Attending the meeting, chaired by Azalina, were National Sports Council (NSC) director general Datuk Zolkples Embong and National Sports Institute director general Datuk Dr Ramlan Aziz and chef-de-mission of the contingent to the Beijing Games Datuk Ho Koh Chye.
Under the current NSC reward scheme, an Olympic gold is worth RM160,000 and it is RM80,000 for silver and RM40,000 for bronze. But the amount for the athlete who strikes gold in Beijing could be RM1 million or more, depending on the contributions from the private sector.
While it is time for Malaysia to look into increasing the rewards in tune with what countries like Singapore and Indonesia are dangling, another factor that prompted the steering committee to make the proposals was the suspicion of bookies involvement in badminton.

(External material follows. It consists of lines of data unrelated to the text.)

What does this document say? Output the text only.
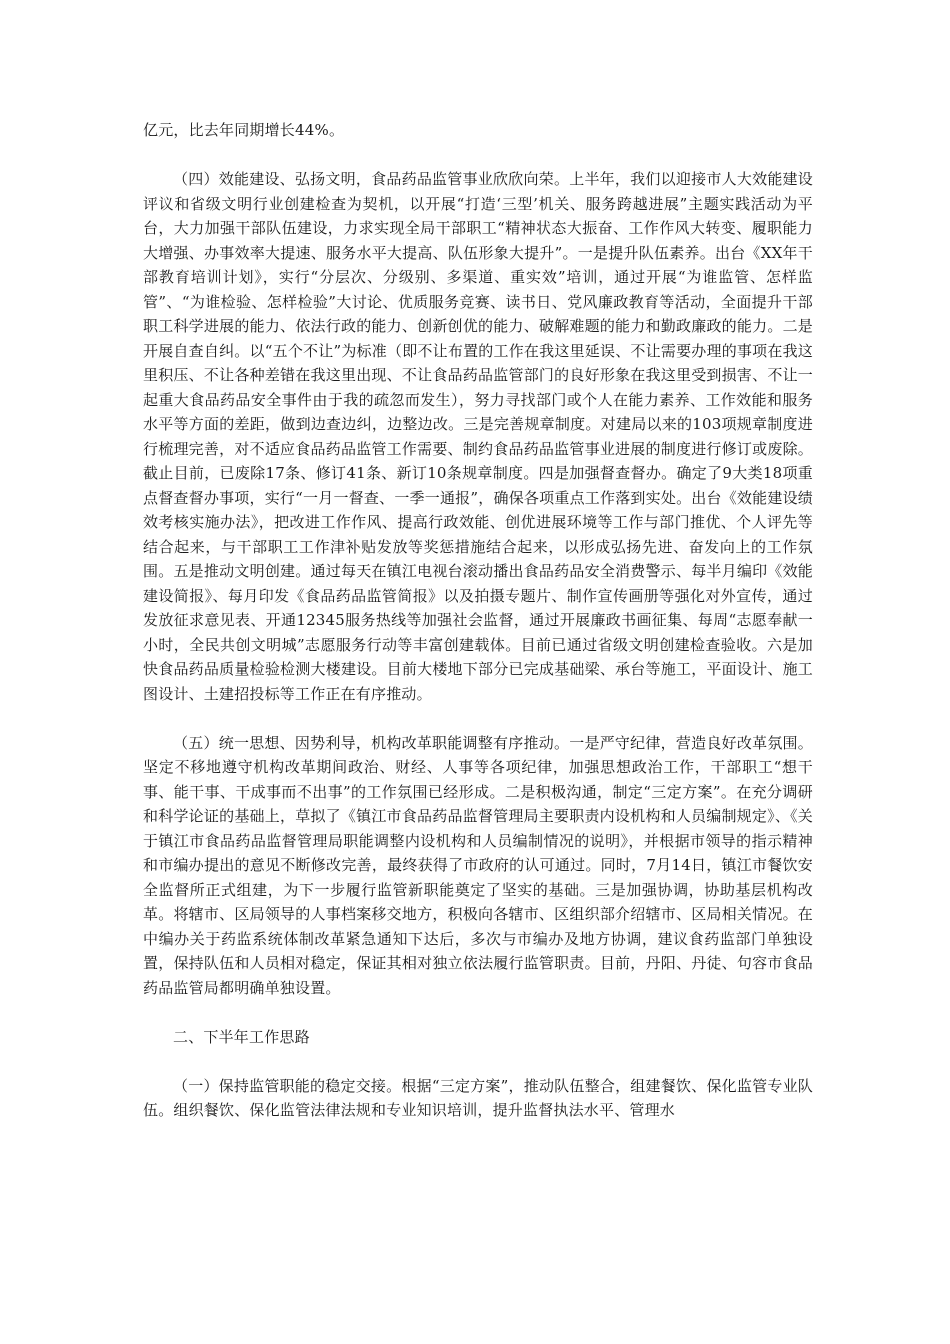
亿元，比去年同期增长44%。

（四）效能建设、弘扬文明，食品药品监管事业欣欣向荣。上半年，我们以迎接市人大效能建设评议和省级文明行业创建检查为契机，以开展“打造‘三型’机关、服务跨越进展”主题实践活动为平台，大力加强干部队伍建设，力求实现全局干部职工“精神状态大振奋、工作作风大转变、履职能力大增强、办事效率大提速、服务水平大提高、队伍形象大提升”。一是提升队伍素养。出台《XX年干部教育培训计划》，实行“分层次、分级别、多渠道、重实效”培训，通过开展“为谁监管、怎样监管”、“为谁检验、怎样检验”大讨论、优质服务竞赛、读书日、党风廉政教育等活动，全面提升干部职工科学进展的能力、依法行政的能力、创新创优的能力、破解难题的能力和勤政廉政的能力。二是开展自查自纠。以“五个不让”为标准（即不让布置的工作在我这里延误、不让需要办理的事项在我这里积压、不让各种差错在我这里出现、不让食品药品监管部门的良好形象在我这里受到损害、不让一起重大食品药品安全事件由于我的疏忽而发生），努力寻找部门或个人在能力素养、工作效能和服务水平等方面的差距，做到边查边纠，边整边改。三是完善规章制度。对建局以来的103项规章制度进行梳理完善，对不适应食品药品监管工作需要、制约食品药品监管事业进展的制度进行修订或废除。截止目前，已废除17条、修订41条、新订10条规章制度。四是加强督查督办。确定了9大类18项重点督查督办事项，实行“一月一督查、一季一通报”，确保各项重点工作落到实处。出台《效能建设绩效考核实施办法》，把改进工作作风、提高行政效能、创优进展环境等工作与部门推优、个人评先等结合起来，与干部职工工作津补贴发放等奖惩措施结合起来，以形成弘扬先进、奋发向上的工作氛围。五是推动文明创建。通过每天在镇江电视台滚动播出食品药品安全消费警示、每半月编印《效能建设简报》、每月印发《食品药品监管简报》以及拍摄专题片、制作宣传画册等强化对外宣传，通过发放征求意见表、开通12345服务热线等加强社会监督，通过开展廉政书画征集、每周“志愿奉献一小时，全民共创文明城”志愿服务行动等丰富创建载体。目前已通过省级文明创建检查验收。六是加快食品药品质量检验检测大楼建设。目前大楼地下部分已完成基础梁、承台等施工，平面设计、施工图设计、土建招投标等工作正在有序推动。

（五）统一思想、因势利导，机构改革职能调整有序推动。一是严守纪律，营造良好改革氛围。坚定不移地遵守机构改革期间政治、财经、人事等各项纪律，加强思想政治工作，干部职工“想干事、能干事、干成事而不出事”的工作氛围已经形成。二是积极沟通，制定“三定方案”。在充分调研和科学论证的基础上，草拟了《镇江市食品药品监督管理局主要职责内设机构和人员编制规定》、《关于镇江市食品药品监督管理局职能调整内设机构和人员编制情况的说明》，并根据市领导的指示精神和市编办提出的意见不断修改完善，最终获得了市政府的认可通过。同时，7月14日，镇江市餐饮安全监督所正式组建，为下一步履行监管新职能奠定了坚实的基础。三是加强协调，协助基层机构改革。将辖市、区局领导的人事档案移交地方，积极向各辖市、区组织部介绍辖市、区局相关情况。在中编办关于药监系统体制改革紧急通知下达后，多次与市编办及地方协调，建议食药监部门单独设置，保持队伍和人员相对稳定，保证其相对独立依法履行监管职责。目前，丹阳、丹徒、句容市食品药品监管局都明确单独设置。

二、下半年工作思路

（一）保持监管职能的稳定交接。根据“三定方案”，推动队伍整合，组建餐饮、保化监管专业队伍。组织餐饮、保化监管法律法规和专业知识培训，提升监督执法水平、管理水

Singapore will reward a gold medallist at the Beijing Games with $S1 million (RM2.2 million) while an Indonesian winner stands to pocket 1 billion rupiah (almost RM360,00).
“The Olympics is the biggest sporting event and we do not want any claims that bookies could be involved, especially where our athletes are concerned,” said Azalina, who added that the rewards may not just be in cash but also in other forms of remuneration.
“We want to avoid this by raising the incentive so that all they need to do is focus on winning for the country. We will get the private sector to help. We will look at the role played by their coaches and reward them as well.”
Malaysia also have a monthly pension scheme of RM3,000 for an Olympic gold medallist, RM1,500 for silver and RM1,000 for bronze. It takes effect from the date of winning the medal.
The Olympic steering committee also decided to have a dedicated support team for each sport where Malaysians will be competing in Beijing.
“The number of athletes for Beijing will not be big and we want to make sure each athlete gets the best support to cope with any situation that may arise,” said Azalina.
Malaysia returned empty-handed from the last two Olympic campaigns in Sydney (2000) and Athens (2004) but Azalina is hoping the drought will end in Beijing.
“If it’s a gold, it will be a bonus. We will be happy if we get medals of any other colour,” she said.
Malaysia have won medals from badminton through Cheah Soon Kit-Yap Kim Hock (silver) and Rashid Sidek (bronze) in Atlanta in 1996 and Razif-Jalani Sidek (bronze) in Barcelona in 1992.